In La Venta, a dry, raised “island” in the coastal swamp, Stirling’s team discovered four more colossal heads. Like the first, they had no necks or bodies and wore helmets that vaguely resembled athletic gear. All were at least six feet tall and fifteen feet round and made from single blocks of volcanic basalt. How, Stirling wondered, had their makers transported these ten-ton blocks from the mountains and across the swamp? Whoever these people were, he eventually concluded, they could not be Maya; their ways of life seemed too different. Instead they must have belonged to another culture altogether. La Venta was filled with mounds and terraces, which told Stirling that many people had lived there. The city, he wrote in 1940, “may well be the basic civilization out of which developed such high art centers as those of the Maya, Zapotecs, Toltecs, and Totonacs.” He called its “mysterious people” the Olmec.

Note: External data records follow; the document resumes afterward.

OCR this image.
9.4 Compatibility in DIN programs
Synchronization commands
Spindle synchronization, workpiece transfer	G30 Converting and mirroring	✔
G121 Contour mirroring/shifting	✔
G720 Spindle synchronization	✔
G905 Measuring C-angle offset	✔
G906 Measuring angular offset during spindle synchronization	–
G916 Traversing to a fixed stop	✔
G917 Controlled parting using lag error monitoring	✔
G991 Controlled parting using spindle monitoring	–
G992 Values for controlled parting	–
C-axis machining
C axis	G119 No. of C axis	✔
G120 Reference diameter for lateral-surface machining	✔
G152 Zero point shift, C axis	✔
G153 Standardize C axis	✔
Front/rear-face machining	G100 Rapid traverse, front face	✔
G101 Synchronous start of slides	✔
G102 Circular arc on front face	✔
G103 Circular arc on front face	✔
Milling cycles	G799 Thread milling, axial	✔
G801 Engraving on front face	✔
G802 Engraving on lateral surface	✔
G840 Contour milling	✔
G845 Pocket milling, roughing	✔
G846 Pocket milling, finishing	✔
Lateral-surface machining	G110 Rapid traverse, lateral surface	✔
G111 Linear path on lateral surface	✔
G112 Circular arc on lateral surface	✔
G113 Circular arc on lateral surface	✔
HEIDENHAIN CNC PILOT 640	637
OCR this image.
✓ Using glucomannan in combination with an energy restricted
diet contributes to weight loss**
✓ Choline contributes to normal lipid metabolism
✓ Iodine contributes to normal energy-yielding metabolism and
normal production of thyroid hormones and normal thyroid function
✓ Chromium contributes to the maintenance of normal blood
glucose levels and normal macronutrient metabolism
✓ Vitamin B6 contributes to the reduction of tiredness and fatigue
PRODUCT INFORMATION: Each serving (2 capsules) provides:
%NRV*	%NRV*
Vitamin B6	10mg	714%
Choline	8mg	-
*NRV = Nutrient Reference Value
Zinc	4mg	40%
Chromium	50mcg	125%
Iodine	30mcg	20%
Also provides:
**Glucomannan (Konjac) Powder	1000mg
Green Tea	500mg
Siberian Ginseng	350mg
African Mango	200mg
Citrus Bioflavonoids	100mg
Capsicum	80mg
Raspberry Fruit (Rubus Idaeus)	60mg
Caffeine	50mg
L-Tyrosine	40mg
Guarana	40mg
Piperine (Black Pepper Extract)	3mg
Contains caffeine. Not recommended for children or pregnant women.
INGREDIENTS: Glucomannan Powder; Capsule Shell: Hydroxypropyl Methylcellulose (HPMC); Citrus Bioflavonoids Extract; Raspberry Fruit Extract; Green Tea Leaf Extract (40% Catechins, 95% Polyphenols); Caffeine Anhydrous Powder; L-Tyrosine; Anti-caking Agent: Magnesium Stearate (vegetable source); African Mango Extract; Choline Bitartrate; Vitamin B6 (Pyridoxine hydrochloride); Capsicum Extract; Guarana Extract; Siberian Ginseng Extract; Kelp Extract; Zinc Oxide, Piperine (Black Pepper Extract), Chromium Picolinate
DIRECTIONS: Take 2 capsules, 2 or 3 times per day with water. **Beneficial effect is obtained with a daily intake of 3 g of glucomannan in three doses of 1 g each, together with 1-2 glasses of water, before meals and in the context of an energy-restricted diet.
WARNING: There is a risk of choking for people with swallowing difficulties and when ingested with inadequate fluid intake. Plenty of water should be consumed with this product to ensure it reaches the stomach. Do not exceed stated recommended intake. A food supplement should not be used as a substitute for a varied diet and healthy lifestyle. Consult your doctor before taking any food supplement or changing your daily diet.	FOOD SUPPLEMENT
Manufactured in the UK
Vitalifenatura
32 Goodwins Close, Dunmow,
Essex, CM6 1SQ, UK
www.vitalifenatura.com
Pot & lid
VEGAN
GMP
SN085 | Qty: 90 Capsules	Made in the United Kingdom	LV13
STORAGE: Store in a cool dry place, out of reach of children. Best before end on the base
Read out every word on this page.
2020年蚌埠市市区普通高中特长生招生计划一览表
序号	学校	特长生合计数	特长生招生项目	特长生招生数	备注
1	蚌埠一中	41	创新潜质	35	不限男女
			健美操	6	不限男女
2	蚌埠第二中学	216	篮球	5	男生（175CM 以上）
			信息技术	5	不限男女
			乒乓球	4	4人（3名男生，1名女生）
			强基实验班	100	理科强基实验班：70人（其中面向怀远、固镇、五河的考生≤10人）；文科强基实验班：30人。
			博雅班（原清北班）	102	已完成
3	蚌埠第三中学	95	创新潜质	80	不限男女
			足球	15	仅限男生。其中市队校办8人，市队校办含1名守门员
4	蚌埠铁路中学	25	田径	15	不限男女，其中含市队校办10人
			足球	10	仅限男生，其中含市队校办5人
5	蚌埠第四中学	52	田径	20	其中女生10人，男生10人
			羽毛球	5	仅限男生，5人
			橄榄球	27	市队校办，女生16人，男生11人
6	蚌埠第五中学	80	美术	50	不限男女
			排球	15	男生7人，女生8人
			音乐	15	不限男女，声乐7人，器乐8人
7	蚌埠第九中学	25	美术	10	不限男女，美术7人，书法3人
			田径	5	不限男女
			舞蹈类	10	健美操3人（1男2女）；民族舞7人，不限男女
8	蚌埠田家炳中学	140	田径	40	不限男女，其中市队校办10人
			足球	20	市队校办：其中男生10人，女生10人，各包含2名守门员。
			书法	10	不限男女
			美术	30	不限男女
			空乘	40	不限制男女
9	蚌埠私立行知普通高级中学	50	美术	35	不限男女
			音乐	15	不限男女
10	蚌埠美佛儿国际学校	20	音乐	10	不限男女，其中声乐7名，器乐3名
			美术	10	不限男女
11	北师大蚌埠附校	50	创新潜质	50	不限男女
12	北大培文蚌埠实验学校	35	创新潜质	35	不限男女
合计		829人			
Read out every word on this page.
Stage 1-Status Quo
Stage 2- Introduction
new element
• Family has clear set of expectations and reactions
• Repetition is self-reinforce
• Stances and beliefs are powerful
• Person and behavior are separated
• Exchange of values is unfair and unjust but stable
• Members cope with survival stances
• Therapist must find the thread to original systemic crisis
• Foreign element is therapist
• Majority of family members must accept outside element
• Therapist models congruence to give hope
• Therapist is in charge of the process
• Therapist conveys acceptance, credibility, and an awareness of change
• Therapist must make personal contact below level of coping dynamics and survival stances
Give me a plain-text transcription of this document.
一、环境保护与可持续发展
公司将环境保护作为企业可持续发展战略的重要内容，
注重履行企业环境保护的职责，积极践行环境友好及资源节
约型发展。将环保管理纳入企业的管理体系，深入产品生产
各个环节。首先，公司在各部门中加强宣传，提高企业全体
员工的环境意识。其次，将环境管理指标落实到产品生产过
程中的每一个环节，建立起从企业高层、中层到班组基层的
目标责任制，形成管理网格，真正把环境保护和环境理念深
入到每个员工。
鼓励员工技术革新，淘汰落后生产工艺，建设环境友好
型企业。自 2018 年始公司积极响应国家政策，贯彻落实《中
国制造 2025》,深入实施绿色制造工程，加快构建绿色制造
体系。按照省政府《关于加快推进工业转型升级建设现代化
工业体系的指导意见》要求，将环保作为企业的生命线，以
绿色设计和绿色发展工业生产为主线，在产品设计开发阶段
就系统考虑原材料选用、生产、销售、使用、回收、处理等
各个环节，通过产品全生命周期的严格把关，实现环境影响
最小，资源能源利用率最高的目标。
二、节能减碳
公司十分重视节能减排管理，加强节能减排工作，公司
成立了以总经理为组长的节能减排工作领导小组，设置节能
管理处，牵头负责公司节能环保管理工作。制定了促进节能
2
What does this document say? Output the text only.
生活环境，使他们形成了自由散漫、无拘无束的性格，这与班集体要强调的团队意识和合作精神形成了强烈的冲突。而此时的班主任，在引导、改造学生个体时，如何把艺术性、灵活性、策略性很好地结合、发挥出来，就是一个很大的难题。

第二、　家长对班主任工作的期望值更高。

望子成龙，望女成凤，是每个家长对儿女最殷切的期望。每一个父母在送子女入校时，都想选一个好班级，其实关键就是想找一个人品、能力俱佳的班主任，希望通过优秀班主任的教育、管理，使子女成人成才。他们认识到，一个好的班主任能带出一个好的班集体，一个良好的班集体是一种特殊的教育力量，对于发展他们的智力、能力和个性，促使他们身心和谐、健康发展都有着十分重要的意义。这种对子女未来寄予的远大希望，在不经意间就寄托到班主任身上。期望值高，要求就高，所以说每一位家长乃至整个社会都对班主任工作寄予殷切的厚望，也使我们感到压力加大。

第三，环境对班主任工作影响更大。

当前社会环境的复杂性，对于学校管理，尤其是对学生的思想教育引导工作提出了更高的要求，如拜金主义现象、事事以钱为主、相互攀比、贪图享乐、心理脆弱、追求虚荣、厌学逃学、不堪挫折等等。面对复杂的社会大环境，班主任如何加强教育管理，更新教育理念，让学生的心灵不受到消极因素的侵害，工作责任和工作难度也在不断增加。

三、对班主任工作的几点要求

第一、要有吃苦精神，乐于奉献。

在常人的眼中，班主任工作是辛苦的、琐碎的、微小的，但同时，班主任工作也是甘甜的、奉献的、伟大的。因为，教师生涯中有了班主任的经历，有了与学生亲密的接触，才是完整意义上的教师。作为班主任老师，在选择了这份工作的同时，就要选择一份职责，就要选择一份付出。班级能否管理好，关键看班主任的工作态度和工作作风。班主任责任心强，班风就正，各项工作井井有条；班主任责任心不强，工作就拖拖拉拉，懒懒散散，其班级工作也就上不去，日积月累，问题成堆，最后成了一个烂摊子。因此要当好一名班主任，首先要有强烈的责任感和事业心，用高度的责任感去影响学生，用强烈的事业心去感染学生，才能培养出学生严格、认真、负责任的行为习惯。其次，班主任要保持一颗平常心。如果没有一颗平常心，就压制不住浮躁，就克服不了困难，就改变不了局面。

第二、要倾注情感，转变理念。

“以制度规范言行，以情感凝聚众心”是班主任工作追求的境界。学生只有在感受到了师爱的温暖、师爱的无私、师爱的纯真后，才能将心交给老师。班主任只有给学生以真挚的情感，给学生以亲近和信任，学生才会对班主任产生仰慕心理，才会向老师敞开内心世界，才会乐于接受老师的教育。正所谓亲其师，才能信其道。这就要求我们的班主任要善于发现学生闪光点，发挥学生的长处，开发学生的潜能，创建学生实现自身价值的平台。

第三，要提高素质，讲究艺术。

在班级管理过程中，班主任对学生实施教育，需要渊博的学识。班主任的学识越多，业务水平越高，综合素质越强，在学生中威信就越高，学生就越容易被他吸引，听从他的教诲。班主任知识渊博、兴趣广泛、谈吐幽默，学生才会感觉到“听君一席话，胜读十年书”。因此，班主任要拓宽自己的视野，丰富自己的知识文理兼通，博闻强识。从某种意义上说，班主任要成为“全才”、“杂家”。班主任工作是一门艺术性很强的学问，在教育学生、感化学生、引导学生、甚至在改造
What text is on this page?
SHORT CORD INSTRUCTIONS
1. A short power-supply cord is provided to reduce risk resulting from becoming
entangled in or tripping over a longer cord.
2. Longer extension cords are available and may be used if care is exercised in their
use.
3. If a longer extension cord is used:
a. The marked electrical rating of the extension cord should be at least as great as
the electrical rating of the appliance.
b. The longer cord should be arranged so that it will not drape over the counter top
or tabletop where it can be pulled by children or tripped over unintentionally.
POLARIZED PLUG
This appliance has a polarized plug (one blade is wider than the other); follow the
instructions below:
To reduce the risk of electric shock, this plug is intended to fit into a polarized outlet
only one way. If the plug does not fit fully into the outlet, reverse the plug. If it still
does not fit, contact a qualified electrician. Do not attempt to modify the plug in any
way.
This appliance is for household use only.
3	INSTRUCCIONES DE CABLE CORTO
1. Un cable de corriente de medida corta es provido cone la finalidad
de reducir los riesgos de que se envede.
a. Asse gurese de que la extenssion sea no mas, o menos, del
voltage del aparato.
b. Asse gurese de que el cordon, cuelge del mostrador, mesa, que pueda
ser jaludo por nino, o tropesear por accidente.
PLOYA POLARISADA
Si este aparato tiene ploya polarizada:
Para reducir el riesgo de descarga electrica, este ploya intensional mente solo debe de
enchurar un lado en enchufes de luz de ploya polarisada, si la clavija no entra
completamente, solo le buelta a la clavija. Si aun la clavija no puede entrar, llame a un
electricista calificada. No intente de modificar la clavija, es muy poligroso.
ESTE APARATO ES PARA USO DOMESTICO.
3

Stirling’s account set the template for decades to follow. Ever since his day, the Olmec have been known by two Homeric epithets: they were “mysterious,” and they were the “mother culture” of Mesoamerica. (Tourists are told by Frommer’s 2005 Mexico guide, for example, to visit the ruins of the “enigmatic people” who created the “mother culture of Mesoamerica.”) But in recent years many archaeologists have come to believe that neither description is correct.
Curious villagers surround the great Olmec head excavated in 1939 by archaeologist Matthew Stirling in the Mexican state of Veracruz.
The Olmec’s purported mysteriousness is related to their emergence. To Stirling and many of his successors, the Olmec seemed to have no peers or ancestors; they appeared fully formed, apparently from nowhere, like Athena springing from the brow of Zeus. First there was a jungle with a few indistinguishable villages; then, suddenly, a sophisticated empire with monumental architecture, carved stelae, earthwork pyramids, hieroglyphic writing, ball courts, and fine artworks—all of it conjured into existence with the suddenness of amagician’s trick. The Olmec, wrote Smithsonian archaeologist Betty Meggers, were a “quantum change.” Their status as precursors led archaeologists to believe that the subsequent emergence of other complex societies was due to their example—or their conquest. Even the mighty Maya did little more than continue down the path set by the Olmec. “There is now little doubt,” Yale archaeologist Michael Coe wrote in 1994, “that all later civilizations in Mesoamerica, whether Mexican or Maya, ultimately rest on an Olmec base.”
Strictly speaking, Coe was mistaken. By the time he wrote, many of his colleagues strongly doubted that the Olmec either emerged alone or were the mother culture. They did emerge abruptly, these researchers say, but they were only the first of the half-dozen complex societies—“sister cultures”—that sprang up in southern Mexico after the development of maize agriculture. Focusing on the Olmec’s chronological primacy, they believe, obscures the more important fact that Mesoamerica was the home of a remarkable multisociety ferment of social, aesthetic, and technical innovation.